Por: Arthur Rosa
Comerciantes e credenciadoras de cartões estão em lados opostos nos tribunais para discutir quem deve suportar os prejuízos gerados por fraudes no comércio eletrônico. Apesar de constar nos contratos que a conta deve ficar com os lojistas, tribunais estaduais têm entendido que as credenciadoras, que autorizam as vendas, não podem se furtar de assumir os riscos inerentes ao negócio.
O grande volume de compras não reconhecidas é um dos principais motivos para o fechamento de lojas on-line no país. Só em 2014 foram R$ 500 milhões em prejuízos, de acordo com estimativa da Serasa Experian.
Em recente decisão, o Tribunal de Justiça de São Paulo (TJ-SP) manteve sentença que considerou abusivas cláusulas contratuais e condenou a Redecard (atual Rede) a pagar R$ 53,7 mil a um lojista, referentes a compras não reconhecidas por um titular de cartão.
O relator do caso na 11ª Câmara Extraordinária de Direito Privado, desembargador Felipe Ferreira, considerou que as vendas foram autorizadas e não havia justificativa para serem recusadas pelo lojista. “A recorrente [Redecard] não nega ter autorizado a venda, de modo que se mostra incabível a posterior recusa de pagamento e a tentativa de classificar a conduta da comerciante como desidiosa”, diz o magistrado no acórdão.

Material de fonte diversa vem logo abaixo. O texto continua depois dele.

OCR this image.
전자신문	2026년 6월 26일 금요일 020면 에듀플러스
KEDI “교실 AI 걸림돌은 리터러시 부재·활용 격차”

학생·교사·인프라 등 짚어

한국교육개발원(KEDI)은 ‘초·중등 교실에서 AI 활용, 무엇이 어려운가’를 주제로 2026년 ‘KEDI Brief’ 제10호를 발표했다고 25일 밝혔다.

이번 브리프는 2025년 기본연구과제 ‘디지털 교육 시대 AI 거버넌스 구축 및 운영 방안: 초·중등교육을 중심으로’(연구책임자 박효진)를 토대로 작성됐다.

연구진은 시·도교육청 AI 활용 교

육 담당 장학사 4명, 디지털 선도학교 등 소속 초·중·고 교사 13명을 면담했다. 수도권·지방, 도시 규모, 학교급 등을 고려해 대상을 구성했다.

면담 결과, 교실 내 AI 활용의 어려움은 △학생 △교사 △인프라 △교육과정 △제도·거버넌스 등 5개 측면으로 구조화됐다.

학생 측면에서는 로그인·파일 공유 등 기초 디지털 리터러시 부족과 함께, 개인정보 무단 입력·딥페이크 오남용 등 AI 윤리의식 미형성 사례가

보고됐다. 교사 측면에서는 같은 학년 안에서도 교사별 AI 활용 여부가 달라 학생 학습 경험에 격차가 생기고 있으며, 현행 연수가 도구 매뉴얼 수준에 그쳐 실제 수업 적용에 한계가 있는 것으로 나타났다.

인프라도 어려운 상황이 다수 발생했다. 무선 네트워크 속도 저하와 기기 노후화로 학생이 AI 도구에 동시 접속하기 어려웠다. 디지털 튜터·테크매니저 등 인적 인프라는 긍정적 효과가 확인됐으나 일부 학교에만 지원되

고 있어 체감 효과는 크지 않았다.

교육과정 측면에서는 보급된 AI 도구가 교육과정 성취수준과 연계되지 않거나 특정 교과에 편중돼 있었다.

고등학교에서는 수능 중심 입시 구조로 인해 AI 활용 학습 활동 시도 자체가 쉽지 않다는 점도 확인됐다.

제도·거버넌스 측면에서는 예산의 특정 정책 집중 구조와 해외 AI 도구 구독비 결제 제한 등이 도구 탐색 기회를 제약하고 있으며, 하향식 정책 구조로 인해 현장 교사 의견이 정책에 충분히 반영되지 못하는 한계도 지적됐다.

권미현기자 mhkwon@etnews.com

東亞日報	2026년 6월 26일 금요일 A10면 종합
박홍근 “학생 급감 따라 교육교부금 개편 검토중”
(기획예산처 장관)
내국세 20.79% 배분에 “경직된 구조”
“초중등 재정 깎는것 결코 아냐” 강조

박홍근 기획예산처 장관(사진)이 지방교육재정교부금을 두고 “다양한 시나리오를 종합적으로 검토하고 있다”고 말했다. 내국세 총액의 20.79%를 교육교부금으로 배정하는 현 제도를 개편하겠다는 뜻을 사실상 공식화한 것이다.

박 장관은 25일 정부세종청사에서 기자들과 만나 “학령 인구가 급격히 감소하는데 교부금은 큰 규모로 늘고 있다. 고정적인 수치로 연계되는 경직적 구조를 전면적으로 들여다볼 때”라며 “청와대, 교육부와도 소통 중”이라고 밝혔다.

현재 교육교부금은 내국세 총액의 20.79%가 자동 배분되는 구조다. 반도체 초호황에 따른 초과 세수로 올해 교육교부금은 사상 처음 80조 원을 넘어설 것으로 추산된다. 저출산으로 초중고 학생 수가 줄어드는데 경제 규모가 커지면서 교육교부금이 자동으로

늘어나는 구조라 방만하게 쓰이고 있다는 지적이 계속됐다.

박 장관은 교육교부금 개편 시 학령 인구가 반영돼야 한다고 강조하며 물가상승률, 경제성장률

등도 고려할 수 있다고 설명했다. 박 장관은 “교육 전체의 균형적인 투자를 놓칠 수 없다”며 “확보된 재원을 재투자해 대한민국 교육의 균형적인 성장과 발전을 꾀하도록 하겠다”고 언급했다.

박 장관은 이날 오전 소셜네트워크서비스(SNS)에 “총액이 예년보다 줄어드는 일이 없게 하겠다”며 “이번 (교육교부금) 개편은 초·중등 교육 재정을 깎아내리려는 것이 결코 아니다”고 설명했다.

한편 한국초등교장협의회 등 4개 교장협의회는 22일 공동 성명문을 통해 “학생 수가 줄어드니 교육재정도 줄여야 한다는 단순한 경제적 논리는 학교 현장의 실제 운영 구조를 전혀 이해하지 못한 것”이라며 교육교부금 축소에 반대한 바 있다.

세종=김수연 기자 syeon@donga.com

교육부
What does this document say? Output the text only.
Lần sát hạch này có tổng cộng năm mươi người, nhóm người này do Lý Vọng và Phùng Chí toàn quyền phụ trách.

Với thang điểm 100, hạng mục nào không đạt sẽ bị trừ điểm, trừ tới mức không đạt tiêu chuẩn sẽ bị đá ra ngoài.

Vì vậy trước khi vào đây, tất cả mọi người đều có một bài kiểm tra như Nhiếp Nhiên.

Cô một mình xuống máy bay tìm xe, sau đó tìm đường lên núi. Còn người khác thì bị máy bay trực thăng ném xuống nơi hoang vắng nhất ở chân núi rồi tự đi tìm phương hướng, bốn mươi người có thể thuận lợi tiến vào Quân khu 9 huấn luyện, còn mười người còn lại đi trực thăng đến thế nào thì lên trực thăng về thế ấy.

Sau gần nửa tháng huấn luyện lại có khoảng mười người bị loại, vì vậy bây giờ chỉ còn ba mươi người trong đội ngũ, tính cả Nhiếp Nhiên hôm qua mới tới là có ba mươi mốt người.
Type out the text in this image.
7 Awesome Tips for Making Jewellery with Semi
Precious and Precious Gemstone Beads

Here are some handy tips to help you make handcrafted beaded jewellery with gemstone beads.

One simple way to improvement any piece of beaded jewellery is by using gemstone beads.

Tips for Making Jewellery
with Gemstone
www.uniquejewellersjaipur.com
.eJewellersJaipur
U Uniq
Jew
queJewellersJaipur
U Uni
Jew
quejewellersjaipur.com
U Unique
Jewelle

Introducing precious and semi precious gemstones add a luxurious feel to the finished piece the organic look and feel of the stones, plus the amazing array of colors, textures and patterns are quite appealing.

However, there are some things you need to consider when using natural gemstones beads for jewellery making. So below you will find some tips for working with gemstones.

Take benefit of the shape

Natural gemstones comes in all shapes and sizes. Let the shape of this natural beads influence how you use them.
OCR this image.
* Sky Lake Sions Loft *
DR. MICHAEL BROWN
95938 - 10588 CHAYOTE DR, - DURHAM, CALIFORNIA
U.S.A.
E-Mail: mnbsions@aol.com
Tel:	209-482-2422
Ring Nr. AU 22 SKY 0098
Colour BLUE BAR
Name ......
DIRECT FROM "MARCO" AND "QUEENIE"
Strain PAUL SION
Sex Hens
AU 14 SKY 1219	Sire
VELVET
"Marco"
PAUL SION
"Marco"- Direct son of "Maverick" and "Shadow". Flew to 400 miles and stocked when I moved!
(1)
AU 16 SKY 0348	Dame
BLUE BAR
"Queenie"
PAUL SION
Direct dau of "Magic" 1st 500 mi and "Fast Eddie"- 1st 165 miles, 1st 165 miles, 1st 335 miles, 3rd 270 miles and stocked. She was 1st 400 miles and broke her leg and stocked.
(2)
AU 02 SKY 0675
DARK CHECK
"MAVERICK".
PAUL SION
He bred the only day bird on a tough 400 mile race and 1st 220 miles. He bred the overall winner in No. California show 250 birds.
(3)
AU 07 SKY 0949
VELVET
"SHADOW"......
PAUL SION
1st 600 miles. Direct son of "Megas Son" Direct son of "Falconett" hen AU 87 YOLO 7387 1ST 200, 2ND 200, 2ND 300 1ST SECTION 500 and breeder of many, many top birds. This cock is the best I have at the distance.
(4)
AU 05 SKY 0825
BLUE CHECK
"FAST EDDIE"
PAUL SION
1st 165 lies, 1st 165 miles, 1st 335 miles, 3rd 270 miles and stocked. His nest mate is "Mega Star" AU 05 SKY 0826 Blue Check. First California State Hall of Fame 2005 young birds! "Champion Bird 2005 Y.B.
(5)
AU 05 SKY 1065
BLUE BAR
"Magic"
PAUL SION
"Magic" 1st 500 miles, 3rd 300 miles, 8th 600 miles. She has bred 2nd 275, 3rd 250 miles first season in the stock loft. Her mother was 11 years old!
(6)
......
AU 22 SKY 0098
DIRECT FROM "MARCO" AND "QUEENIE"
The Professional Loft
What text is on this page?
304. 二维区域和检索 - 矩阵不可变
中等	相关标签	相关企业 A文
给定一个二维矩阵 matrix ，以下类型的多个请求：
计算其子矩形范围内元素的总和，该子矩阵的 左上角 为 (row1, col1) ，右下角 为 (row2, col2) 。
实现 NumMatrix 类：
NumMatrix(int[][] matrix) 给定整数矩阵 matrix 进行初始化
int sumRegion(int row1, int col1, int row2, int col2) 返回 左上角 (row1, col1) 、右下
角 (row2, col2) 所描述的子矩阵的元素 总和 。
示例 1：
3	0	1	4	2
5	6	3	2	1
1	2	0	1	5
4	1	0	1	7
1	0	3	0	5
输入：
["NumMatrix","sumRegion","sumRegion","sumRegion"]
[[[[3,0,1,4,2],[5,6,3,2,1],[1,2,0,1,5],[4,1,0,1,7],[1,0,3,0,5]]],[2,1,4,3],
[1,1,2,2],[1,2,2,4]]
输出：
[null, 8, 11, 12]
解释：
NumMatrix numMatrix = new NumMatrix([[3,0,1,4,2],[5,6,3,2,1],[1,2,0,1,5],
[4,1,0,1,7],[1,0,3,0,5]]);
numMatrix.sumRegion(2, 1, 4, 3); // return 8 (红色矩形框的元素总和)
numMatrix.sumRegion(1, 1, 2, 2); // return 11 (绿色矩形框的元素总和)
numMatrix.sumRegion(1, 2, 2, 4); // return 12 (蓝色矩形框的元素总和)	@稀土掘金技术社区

Em sua defesa, a Redecard alegou que a loja tinha condições de evitar as transações irregulares. E deveria ter desconfiado de um aumento abrupto de faturamento. As compras, de quase R$ 60 mil, foram realizadas por uma única pessoa, em um curto espaço de tempo.
A credenciadora argumentou ainda que as cláusulas sobre o chamado “chargeback” – procedimento adotado quando uma compra não é reconhecida pelo titular – foram estabelecidas para a proteção do mercado de cartões.
Porém, para o desembargador Francisco Giaquinto, relator de um outro processo, julgado pela 13ª Câmara de Direito Privado do TJ-SP, deve ser aplicado a esses casos a teoria do risco da atividade, prevista no artigo 927 do Código Civil. “Ao prestarem serviços auferindo lucros e vantagens, os fornecedores assumem o risco inerente à sua atividade”, afirma o magistrado na decisão, que negou provimento a recurso da Cielo.
Para a advogada Elisa Mombelli, especialista em direito digital e sócia do Assis e Mendes, a conta deve ficar mesmo com as credenciadoras. “As atividades de concessão de crédito e de processamento de pagamentos são de risco. Portanto, os riscos envolvidos nessas operações devem ser assumidos por quem autoriza as transações, e não pelos lojistas”, diz.
Há também precedentes a favor das credenciadoras. Decisões que determinam simplesmente o cumprimento dos contratos ou que levaram em consideração o fato de os lojistas terem sido negligentes, autorizando vendas com cadastros incompletos ou sem checar dados fornecidos por compradores.
Em um dos casos, a 16ª Câmara Cível do Tribunal de Justiça do Rio Grande do Sul (TJ-RS) considerou que, mesmo diante de forte suspeita de ocorrência de fraude, o lojista “ainda assim optou por concretizar as vendas, ou seja, assumiu o risco, pois o fato de ter informado à demandada [Cielo] sobre sua suspeita, por si só, não a exime do cumprimento contratual”.
“A tese das credenciadoras é exatamente essa, de que a averiguação das informações transmitidas no ambiente virtual do estabelecimento comercial deve ser feita pelo próprio lojista”, afirma o advogado Adriano Boschi Melo, do escritório Pires & Gonçalves Advogados Associados, que representa a Cielo.
Por nota, a Cielo esclareceu que “segue as regras determinadas pelas bandeiras – responsáveis pela organização e pelo estabelecimento das normas que regem as operações dos participantes da indústria de meios de pagamento no mundo”. E que “investe constantemente e cada vez mais em inovação e tecnologia”.
Já a Rede informou que “o mercado de credenciamento de lojistas para o recebimento de cartões é regulado por leis, contratos e normas das bandeiras”. E que “o estabelecimento é responsável pelo não reconhecimento de compras com cartões realizadas em seu site. É importante destacar que essa condição consta do contrato e é de conhecimento do lojista”.